House Speaker Paul Ryan, R-Wis., is leading the push for the bill, saying it is the best hope that Republicans have of ending Obamacare and passing a replacement bill under a fast-track budget procedure that can not be blocked by Senate Democrats. But the Harrisonville Republican hasn’t trashed it either.
The yardstick for judging the Republican plan is how their system would compare to the one that Democrats enacted through the Affordable Care Act, also known as Obamacare.
The report he said, confirms what he and Price have been saying for a long time: putting market competition into health care and taking government out “will do what it does with everything else”. Republicans simply do not believe it is the government’s job to tell you you have to have insurance.
The Republican plan provides refundable tax credits, but in many cases the amount of assistance is sharply reduced. House Minority Leader Nancy Pelosi accused Republicans of attempting to push through the biggest transfer of wealth in the nation’s history. Because of that – and because some healthy people will just opt out of insurance altogether – about 14 million Americans would lose coverage under the AHCA in 2018 alone; that number would climb to 24 million by 2026. “Obamacare is collapsing under its own weight”.
It can come as no surprise that legislation as complex as the Obama administration’s Affordable Care Act can’t be overhauled overnight, as Republicans in Congress are trying to do.
On Monday, the Congressional Budget Office released its long-awaited analysis of the bill.
As an example of the CBO’s inability to forecast the insurance market, Mulvaney noted that it had missed badly on Obamacare enrollment predictions for this year, suggesting in a report released three years ago that 24 million people would use the law’s exchanges to purchase healthcare. John Cornyn, the Senate’s No. 2 Republican said Monday. But Republican efforts in recent days to discredit the CBO have made it clear that they know their plan isn’t a fix.

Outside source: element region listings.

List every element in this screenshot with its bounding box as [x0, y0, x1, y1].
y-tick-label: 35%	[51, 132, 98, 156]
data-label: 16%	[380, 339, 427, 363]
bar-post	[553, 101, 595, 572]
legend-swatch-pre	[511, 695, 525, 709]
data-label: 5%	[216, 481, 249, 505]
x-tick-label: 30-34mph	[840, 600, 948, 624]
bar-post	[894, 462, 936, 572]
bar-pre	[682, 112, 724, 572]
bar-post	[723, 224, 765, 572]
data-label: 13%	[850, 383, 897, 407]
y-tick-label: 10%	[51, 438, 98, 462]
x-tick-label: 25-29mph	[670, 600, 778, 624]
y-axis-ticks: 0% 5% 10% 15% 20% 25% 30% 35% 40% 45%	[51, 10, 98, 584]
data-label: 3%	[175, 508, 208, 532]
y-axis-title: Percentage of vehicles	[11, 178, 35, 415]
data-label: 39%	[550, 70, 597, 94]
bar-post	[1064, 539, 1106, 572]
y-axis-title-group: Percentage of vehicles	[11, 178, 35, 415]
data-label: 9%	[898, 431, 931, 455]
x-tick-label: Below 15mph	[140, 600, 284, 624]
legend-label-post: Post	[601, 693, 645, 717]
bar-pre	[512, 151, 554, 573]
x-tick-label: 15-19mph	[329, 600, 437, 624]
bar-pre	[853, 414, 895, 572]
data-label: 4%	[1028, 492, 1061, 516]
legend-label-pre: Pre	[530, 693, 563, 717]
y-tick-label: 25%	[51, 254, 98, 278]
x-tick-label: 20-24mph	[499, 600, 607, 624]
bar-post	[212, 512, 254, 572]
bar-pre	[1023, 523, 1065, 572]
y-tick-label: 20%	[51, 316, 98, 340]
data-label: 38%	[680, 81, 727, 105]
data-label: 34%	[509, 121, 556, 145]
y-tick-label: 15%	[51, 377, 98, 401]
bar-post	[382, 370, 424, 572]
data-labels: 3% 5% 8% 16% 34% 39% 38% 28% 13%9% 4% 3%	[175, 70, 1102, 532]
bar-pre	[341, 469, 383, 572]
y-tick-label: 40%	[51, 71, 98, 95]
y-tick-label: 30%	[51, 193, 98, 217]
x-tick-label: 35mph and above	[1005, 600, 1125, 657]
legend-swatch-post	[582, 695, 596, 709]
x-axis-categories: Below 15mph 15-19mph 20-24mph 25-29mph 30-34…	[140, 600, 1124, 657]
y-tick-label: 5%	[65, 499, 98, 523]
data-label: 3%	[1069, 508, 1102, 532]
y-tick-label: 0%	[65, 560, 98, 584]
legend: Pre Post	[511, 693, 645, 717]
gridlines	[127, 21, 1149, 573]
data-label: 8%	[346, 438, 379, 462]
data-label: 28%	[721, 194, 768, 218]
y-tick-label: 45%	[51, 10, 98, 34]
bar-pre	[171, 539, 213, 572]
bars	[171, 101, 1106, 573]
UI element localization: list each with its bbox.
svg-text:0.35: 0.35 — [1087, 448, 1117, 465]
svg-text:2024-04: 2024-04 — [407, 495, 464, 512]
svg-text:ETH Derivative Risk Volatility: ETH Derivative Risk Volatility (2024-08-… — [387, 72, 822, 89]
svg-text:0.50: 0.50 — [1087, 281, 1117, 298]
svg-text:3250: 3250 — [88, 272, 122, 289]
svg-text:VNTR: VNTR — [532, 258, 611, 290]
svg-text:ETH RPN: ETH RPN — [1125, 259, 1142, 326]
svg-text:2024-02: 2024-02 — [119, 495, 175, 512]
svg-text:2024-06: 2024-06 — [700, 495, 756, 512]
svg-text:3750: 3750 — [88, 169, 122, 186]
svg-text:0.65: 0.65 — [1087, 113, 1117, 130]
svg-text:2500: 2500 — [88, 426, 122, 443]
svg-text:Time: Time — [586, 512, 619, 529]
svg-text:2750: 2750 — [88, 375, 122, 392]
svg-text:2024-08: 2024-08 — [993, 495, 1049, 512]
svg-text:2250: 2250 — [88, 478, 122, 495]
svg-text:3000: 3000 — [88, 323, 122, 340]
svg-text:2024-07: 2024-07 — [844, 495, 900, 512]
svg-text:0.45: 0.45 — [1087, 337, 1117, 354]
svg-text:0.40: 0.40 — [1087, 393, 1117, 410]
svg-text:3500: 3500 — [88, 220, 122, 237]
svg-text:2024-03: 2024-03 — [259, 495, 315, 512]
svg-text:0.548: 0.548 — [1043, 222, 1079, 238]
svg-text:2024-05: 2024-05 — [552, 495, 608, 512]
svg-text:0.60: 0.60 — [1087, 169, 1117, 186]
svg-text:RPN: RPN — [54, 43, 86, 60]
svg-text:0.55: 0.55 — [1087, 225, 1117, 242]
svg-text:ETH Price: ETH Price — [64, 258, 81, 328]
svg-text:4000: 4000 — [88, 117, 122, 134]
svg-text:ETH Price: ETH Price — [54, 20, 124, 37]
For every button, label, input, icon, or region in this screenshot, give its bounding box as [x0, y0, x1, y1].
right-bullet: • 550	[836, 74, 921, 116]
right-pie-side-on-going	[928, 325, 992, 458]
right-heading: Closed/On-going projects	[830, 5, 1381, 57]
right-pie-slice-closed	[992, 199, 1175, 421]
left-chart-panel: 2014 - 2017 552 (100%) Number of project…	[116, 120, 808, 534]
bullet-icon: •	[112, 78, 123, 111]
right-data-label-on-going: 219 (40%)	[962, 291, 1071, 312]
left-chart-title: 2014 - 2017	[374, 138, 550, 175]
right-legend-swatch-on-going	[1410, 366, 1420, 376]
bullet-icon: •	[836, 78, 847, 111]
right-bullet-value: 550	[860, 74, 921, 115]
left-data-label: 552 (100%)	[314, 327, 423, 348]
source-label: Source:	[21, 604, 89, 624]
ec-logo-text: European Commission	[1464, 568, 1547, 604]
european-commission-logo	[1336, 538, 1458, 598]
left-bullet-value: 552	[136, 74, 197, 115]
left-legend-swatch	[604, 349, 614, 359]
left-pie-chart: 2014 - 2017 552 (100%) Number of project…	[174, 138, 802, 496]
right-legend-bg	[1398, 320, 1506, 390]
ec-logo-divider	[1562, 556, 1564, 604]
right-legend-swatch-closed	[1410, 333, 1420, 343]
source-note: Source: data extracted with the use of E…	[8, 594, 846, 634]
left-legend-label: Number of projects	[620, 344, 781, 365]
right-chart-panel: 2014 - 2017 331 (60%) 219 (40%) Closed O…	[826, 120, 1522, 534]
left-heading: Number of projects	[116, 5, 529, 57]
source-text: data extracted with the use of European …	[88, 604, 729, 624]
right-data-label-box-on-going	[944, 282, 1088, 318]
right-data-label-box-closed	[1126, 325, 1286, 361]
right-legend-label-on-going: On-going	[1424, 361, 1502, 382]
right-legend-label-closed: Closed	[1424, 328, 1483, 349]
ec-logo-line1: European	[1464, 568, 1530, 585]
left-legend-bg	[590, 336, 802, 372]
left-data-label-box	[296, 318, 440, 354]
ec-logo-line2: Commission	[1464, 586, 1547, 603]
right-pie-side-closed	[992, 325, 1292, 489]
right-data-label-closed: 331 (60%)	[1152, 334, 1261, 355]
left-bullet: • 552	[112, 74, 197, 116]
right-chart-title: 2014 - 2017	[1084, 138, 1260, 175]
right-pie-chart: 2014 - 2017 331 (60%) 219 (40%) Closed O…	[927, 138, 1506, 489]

Their plan would lead to more uninsured Americans, higher health care premiums, more unplanned pregnancies, health providers not compensated for treating the uninsured and Americans dying for lack of care.
All eyes turn to the Congressional Budget Office to project the impact of the GOP’s American Health Care Act on taxpayers and consumers – including how many people will lose health coverage across the country. Next year’s loss is “huge”, she said.
“I’ll call it “Trumpcare” if you want to, but I didn’t hear President Trump say to any of us: ‘I want my name on that, ‘” White House counselor Kellyanne Conway said last week, according to The Hill. And the reduction in the uninsured is more like 14 million, not 30 million, and all of that reduction is the result of the Medicaid expansion, not the law’s private sector regulations and mandates. But Missouri Republicans blocked that initiative.
The Republican plan rolls this expansion back in 2020, a move that would deny Medicaid coverage to millions of working poor.
However, House Speaker Paul Ryan found the CBO report to be a pleasing affirmation of the bill.
He said the House bill would provide “far” more choices at lower costs.
“This is the closest we will ever get to repealing and replacing Obamacare”, Ryan said. Many conservatives can not even feign support for it.
INSKEEP: Can Democrats stay unanimous against this as they’ve said they want to be? If the government says thou shall buy our health insurance, the government estimates are going to say people will comply and it will happen.